For marketers, the problems are different, but just as bad. The negative publicity alone can be disastrous for a marketing campaign, particularly if the marketing agency is caught napping. It means pulling people off work into damage control, and is basically a way of going backwards in a hurry. A whole campaign can self-destruct, simply because information gets lost in bureaucracy.
Upgrading the complaints process
Generally speaking the response to complaints is a formula, managed at middle level, and almost never going higher up the line. Top management may never see a situation until it’s a crisis, on this basis. Complaints management systems are extremely limited in terms of their ability to spot real risks. At best, the complaints systems will be incidence based, where a lot of complaints finally ring a bell and are eventually recognized as a problem, invariably after the problem has become a disaster.
The normal complaints process is OK for isolated, minor incidents, but it’s a useless mechanism for deadly situations involving major product issues, as recently identified in the Toyota brakes scandal, where car brakes were jamming all over the US and Toyota took ages to rectify the situation. The whole thing could have been shut down instantly, if someone had been able to say “Check the brakes production line”.
The usual complaints mechanisms also aren’t geared to assess information beyond the sales issues. What’s needed is product oversight at a much higher level, particularly by marketers, who can identify the market issues instantly. A customer service person can only guess at possible consequences, but higher up the scale the strategic issues can be found.
Product issue oversight and management
The very best option is a direct feed of “complaints” to a marketer who can track product issues. (Easy to do: Just do a cc copy for the agency, and get someone watching the feedback.) For high value products, the need is instant response and instant analysis of market issues. A situation like the one above should be instantly referred to management.
· The expert customers are the best possible source of early warnings, because they already know what the problems are.

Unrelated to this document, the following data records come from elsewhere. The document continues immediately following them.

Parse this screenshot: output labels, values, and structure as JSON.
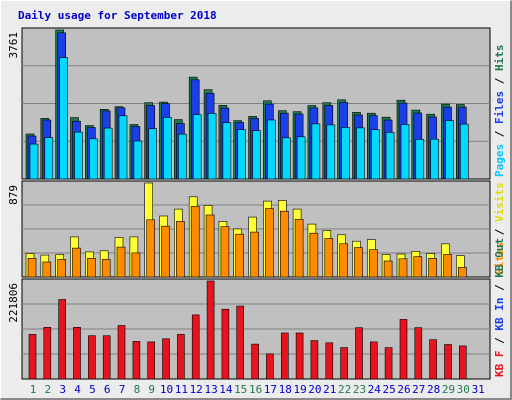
{
  "chart_data": {
    "type": "bar",
    "title": "Daily usage for September 2018",
    "days": [
      "1",
      "2",
      "3",
      "4",
      "5",
      "6",
      "7",
      "8",
      "9",
      "10",
      "11",
      "12",
      "13",
      "14",
      "15",
      "16",
      "17",
      "18",
      "19",
      "20",
      "21",
      "22",
      "23",
      "24",
      "25",
      "26",
      "27",
      "28",
      "29",
      "30",
      "31"
    ],
    "weekend_days": [
      "1",
      "2",
      "8",
      "9",
      "15",
      "16",
      "22",
      "23",
      "29",
      "30"
    ],
    "panels": [
      {
        "id": "top",
        "max_label": "3761",
        "ymax": 3761,
        "legend": [
          "Pages",
          "Files",
          "Hits"
        ],
        "series": [
          {
            "name": "Hits",
            "color": "#1e7a4e",
            "values": [
              1135,
              1530,
              3761,
              1550,
              1350,
              1760,
              1825,
              1375,
              1925,
              1940,
              1500,
              2572,
              2255,
              1860,
              1475,
              1580,
              1975,
              1725,
              1700,
              1855,
              1925,
              2000,
              1680,
              1660,
              1560,
              1990,
              1740,
              1635,
              1890,
              1880,
              0
            ]
          },
          {
            "name": "Files",
            "color": "#1a3ee8",
            "values": [
              1085,
              1490,
              3690,
              1460,
              1300,
              1720,
              1795,
              1325,
              1855,
              1900,
              1400,
              2505,
              2160,
              1790,
              1425,
              1530,
              1890,
              1660,
              1640,
              1795,
              1855,
              1930,
              1615,
              1600,
              1490,
              1915,
              1665,
              1565,
              1815,
              1815,
              0
            ]
          },
          {
            "name": "Pages",
            "color": "#00d8ff",
            "values": [
              880,
              1045,
              3065,
              1185,
              1015,
              1285,
              1595,
              960,
              1270,
              1555,
              1130,
              1625,
              1655,
              1420,
              1245,
              1220,
              1490,
              1040,
              1065,
              1390,
              1365,
              1300,
              1290,
              1245,
              1175,
              1375,
              1000,
              1005,
              1475,
              1385,
              0
            ]
          }
        ]
      },
      {
        "id": "middle",
        "max_label": "879",
        "ymax": 879,
        "legend": [
          "Sites",
          "Visits"
        ],
        "series": [
          {
            "name": "Visits",
            "color": "#ffff33",
            "values": [
              220,
              205,
              210,
              375,
              235,
              245,
              370,
              375,
              879,
              570,
              635,
              750,
              670,
              520,
              450,
              560,
              710,
              715,
              635,
              495,
              435,
              395,
              335,
              350,
              210,
              215,
              240,
              220,
              310,
              200,
              0
            ]
          },
          {
            "name": "Sites",
            "color": "#ff8c00",
            "values": [
              175,
              140,
              165,
              270,
              175,
              165,
              280,
              225,
              535,
              475,
              520,
              660,
              580,
              470,
              400,
              420,
              640,
              615,
              540,
              410,
              360,
              310,
              275,
              255,
              150,
              170,
              190,
              175,
              210,
              90,
              0
            ]
          }
        ]
      },
      {
        "id": "bottom",
        "max_label": "221806",
        "ymax": 221806,
        "legend": [
          "KB F",
          "KB In",
          "KB Out"
        ],
        "series": [
          {
            "name": "KB F",
            "color": "#e6141e",
            "values": [
              101000,
              117000,
              180000,
              117000,
              98000,
              98000,
              121000,
              85000,
              84000,
              91000,
              101000,
              145000,
              221806,
              158000,
              165000,
              79000,
              57000,
              104000,
              104000,
              87000,
              82000,
              71000,
              116000,
              84000,
              71000,
              135000,
              116000,
              89000,
              78000,
              75000,
              0
            ]
          }
        ]
      }
    ]
  },
  "colors": {
    "plot_bg": "#c0c0c0",
    "title": "#0000cc",
    "axis_label_hits": "#1e7a4e",
    "axis_label_files": "#1a3ee8",
    "axis_label_pages": "#00c8ff",
    "axis_label_visits": "#dddd00",
    "axis_label_sites": "#ff8c00",
    "axis_label_kb_out": "#1e7a4e",
    "axis_label_kb_in": "#1a3ee8",
    "axis_label_kb_f": "#e6141e",
    "weekday_label": "#0000cc",
    "weekend_label": "#1e7a4e"
  }
}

· The Blue Chip customers are by definition the core clientele in the product range. They’re the most effective market research and quality control sources available. Their “complaints” will make sense to product engineers and lawyers alike.

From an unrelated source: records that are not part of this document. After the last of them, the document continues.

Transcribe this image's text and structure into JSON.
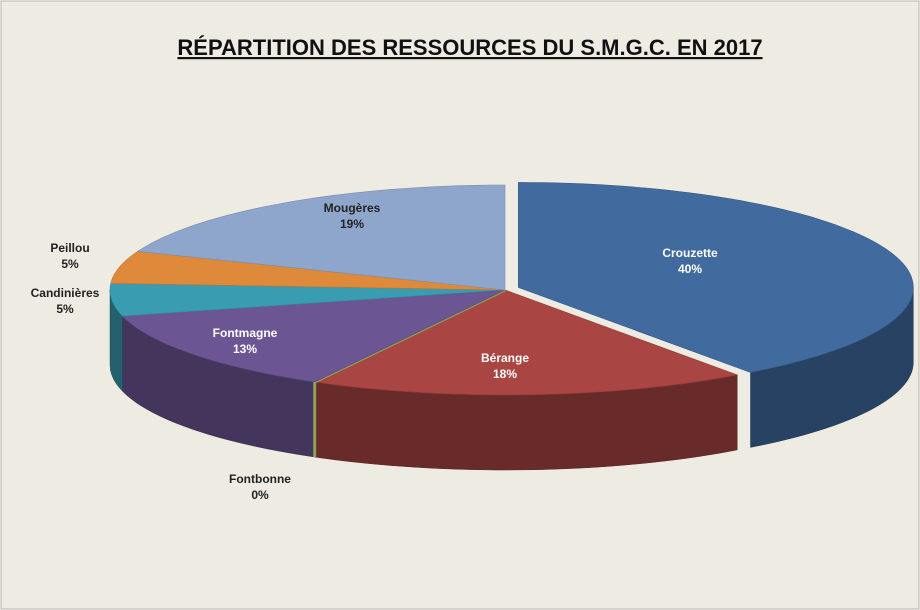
{
  "chart_data": {
    "type": "pie",
    "title": "RÉPARTITION DES RESSOURCES DU S.M.G.C. EN 2017",
    "categories": [
      "Crouzette",
      "Bérange",
      "Fontbonne",
      "Fontmagne",
      "Candinières",
      "Peillou",
      "Mougères"
    ],
    "values": [
      40,
      18,
      0,
      13,
      5,
      5,
      19
    ],
    "value_labels": [
      "40%",
      "18%",
      "0%",
      "13%",
      "5%",
      "5%",
      "19%"
    ],
    "colors": [
      "#416b9f",
      "#a94542",
      "#8aa156",
      "#6c5593",
      "#3a9cb1",
      "#df8a3a",
      "#8fa6cc"
    ]
  }
}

- Information quality also needs to be recognized and problems acted upon rapidly. High value information must be able to get to management level quickly, with the additional inputs from marketing, engineering and legal areas. That can be done in about 10 minutes using email, because these experts can spot real issues easily.
All customers are valuable. These Blue Chip customers are priceless.
The marketing mantra:
- Look after your Blue Chip customers.
- Recognize and respect the quality of their information.
- Make sure you have a rapid response capability for any issues.